Ook grief B incidenteel appel waarmee [geïntimeerde] opkomt tegen de toewijzing van € 10.000,- ter zake van kosten als bedoeld in artikel 6:96 BW, faalt. In aanmerking genomen het door het hof onder 3.5 van het tussenarrest gegeven oordeel dat [geïntimeerde] onrechtmatig heeft gehandeld, verenigt het hof zich met het oordeel van de kantonrechter dat gezien de aard van de gedragingen van [geïntimeerde] en het arbeidsintensieve onderzoek dat Turkish Airlines hiernaar heeft moeten doen teneinde te ontrafelen wat zich precies heeft voorgedaan en tot welke (eventuele) schade het handelen van [geïntimeerde] heeft geleid, Turkish Airlines genoodzaakt was kosten te maken voor het (doen) verrichten van bedoeld onderzoek.
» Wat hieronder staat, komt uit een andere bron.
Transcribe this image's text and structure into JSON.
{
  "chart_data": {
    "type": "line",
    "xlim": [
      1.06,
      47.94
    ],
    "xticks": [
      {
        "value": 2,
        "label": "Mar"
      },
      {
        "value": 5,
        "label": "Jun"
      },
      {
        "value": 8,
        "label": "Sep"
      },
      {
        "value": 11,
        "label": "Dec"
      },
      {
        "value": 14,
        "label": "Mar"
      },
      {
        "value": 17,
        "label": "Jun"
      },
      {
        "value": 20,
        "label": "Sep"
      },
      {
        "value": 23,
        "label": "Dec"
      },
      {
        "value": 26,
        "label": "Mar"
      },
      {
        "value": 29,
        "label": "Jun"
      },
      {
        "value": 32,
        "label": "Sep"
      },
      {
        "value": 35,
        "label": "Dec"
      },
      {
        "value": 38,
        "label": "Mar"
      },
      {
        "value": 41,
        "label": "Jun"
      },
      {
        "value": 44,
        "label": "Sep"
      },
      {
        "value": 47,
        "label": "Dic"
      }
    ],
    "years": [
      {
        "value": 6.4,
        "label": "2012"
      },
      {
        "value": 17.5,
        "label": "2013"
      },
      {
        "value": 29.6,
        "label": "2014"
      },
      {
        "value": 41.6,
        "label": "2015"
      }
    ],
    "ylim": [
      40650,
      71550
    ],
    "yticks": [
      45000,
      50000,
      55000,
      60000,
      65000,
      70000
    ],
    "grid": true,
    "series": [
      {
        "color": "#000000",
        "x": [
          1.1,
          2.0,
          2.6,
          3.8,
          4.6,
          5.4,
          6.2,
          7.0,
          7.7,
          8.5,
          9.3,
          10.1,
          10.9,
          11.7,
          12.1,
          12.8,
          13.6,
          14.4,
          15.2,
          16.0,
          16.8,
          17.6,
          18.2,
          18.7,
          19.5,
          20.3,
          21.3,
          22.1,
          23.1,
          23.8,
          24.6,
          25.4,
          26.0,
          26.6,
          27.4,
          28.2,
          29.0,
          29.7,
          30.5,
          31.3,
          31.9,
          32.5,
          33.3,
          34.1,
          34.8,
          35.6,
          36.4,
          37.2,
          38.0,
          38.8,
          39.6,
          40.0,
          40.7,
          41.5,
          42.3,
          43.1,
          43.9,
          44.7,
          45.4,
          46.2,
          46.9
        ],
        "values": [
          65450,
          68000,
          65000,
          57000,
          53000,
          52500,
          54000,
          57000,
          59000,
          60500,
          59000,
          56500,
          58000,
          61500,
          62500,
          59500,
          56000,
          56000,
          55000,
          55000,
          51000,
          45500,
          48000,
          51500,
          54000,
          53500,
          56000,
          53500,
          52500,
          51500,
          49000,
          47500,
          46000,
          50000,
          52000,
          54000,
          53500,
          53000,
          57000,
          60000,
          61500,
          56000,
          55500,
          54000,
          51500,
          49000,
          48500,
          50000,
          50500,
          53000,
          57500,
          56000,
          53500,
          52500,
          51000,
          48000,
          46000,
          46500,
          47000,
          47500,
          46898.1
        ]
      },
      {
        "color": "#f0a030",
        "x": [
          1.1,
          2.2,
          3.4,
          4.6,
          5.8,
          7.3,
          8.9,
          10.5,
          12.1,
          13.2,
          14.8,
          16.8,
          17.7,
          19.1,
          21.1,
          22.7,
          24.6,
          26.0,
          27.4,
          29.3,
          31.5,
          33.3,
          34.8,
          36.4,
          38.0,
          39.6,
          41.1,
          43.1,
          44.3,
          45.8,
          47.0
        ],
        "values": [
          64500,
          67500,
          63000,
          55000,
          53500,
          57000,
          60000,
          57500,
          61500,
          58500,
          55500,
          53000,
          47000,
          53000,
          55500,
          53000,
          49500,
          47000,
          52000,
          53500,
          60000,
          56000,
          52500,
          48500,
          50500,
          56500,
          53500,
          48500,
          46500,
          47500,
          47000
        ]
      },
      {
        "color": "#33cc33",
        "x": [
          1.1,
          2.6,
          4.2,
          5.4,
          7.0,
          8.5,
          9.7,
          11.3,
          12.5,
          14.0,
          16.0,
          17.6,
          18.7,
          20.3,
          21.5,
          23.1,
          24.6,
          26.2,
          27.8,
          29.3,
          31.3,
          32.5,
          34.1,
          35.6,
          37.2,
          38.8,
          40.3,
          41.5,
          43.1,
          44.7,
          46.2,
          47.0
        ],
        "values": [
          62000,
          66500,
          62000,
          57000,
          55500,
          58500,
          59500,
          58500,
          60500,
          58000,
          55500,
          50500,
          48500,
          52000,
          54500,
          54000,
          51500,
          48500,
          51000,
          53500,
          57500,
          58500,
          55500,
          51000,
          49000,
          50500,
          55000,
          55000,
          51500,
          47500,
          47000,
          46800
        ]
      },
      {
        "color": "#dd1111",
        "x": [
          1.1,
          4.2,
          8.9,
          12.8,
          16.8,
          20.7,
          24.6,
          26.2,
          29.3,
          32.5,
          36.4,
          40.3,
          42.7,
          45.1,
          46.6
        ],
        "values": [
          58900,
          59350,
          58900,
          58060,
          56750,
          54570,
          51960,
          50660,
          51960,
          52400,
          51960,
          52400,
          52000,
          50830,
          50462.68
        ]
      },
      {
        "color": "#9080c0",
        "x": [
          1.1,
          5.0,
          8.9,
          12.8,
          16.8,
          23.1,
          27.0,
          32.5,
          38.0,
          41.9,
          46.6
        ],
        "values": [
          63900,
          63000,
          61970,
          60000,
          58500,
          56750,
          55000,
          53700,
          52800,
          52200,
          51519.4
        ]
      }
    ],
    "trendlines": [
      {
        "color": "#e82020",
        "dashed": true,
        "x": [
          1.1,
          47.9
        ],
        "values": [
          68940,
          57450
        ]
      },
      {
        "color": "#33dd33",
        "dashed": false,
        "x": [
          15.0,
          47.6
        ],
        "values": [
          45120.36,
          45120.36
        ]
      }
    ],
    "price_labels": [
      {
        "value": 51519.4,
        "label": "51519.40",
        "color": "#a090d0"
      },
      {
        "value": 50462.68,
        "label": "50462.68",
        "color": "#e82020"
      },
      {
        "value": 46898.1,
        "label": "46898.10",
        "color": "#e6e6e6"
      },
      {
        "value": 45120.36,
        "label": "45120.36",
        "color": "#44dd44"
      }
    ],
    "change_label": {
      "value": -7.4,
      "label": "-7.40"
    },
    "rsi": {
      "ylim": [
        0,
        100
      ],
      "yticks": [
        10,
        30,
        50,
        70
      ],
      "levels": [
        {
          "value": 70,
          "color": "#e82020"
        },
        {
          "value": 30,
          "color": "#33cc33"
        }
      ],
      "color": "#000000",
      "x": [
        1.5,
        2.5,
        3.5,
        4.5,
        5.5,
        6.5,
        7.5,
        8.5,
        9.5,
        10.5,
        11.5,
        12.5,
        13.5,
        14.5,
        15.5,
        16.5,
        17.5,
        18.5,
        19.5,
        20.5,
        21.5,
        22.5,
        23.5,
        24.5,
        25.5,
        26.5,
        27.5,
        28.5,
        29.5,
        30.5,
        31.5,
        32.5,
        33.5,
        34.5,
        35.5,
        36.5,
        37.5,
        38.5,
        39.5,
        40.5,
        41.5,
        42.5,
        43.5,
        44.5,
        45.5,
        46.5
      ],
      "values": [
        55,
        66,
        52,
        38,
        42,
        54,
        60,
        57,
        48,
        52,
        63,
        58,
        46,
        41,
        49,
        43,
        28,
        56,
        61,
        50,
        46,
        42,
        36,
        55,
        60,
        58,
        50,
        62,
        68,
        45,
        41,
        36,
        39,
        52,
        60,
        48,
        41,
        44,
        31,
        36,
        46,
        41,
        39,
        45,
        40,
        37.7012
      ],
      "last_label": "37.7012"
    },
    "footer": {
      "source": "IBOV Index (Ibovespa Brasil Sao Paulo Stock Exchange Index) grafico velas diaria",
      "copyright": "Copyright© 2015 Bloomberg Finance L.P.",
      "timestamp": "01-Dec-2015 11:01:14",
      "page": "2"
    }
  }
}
Bij gebreke van een onderbouwing van de gevorderde kosten tot een bedrag van € 15.000,- en een specificatie van de ingeschakelde medewerkers voor het onderzoek, heeft de kantonrechter de kosten in redelijkheid kunnen begroten op het toegewezen bedrag van € 10.000,-.
2.1
De slotsom is dat de bestreden vonnissen zullen worden bekrachtigd. Turkish Airlines zal als de in het ongelijk gestelde partij worden veroordeeld in de proceskosten in principaal appel. [geïntimeerde] zal als de in het ongelijk gestelde partij worden veroordeeld in de proceskosten in incidenteel appel.

4.Beslissing

Het hof:
in principaal en in incidenteel appel
bekrachtigt de bestreden vonnissen;
veroordeelt Turkish Airlines in de kosten van het geding in principaal appel, tot op heden aan de zijde van [geïntimeerde] begroot op € 1.780,- aan verschotten en € 8.930,- voor salaris, en op € 178,- voor nasalaris, te vermeerderen met € 92,- voor nasalaris en de kosten van het betekeningsexploot ingeval betekening van dit arrest plaatsvindt, te vermeerderen met de wettelijke rente, indien niet binnen veertien dagen na dit arrest dan wel het verschuldigd worden van de nakosten aan de kostenveroordeling is voldaan;
veroordeelt [geïntimeerde] in de kosten van het geding in incidenteel appel, tot op heden aan de zijde van Turkish Airlines begroot op € 4.465,- voor salaris;
verklaart dit arrest ten aanzien van bovenstaande kostenveroordelingen uitvoerbaar bij voorraad;
wijst af het meer of anders gevorderde.
Dit arrest is gewezen door mrs. M.L.D. Akkaya, G.C. Boot en W.J.J. Wetzels, en door de rolraadsheer in het openbaar uitgesproken op 14 januari 2025.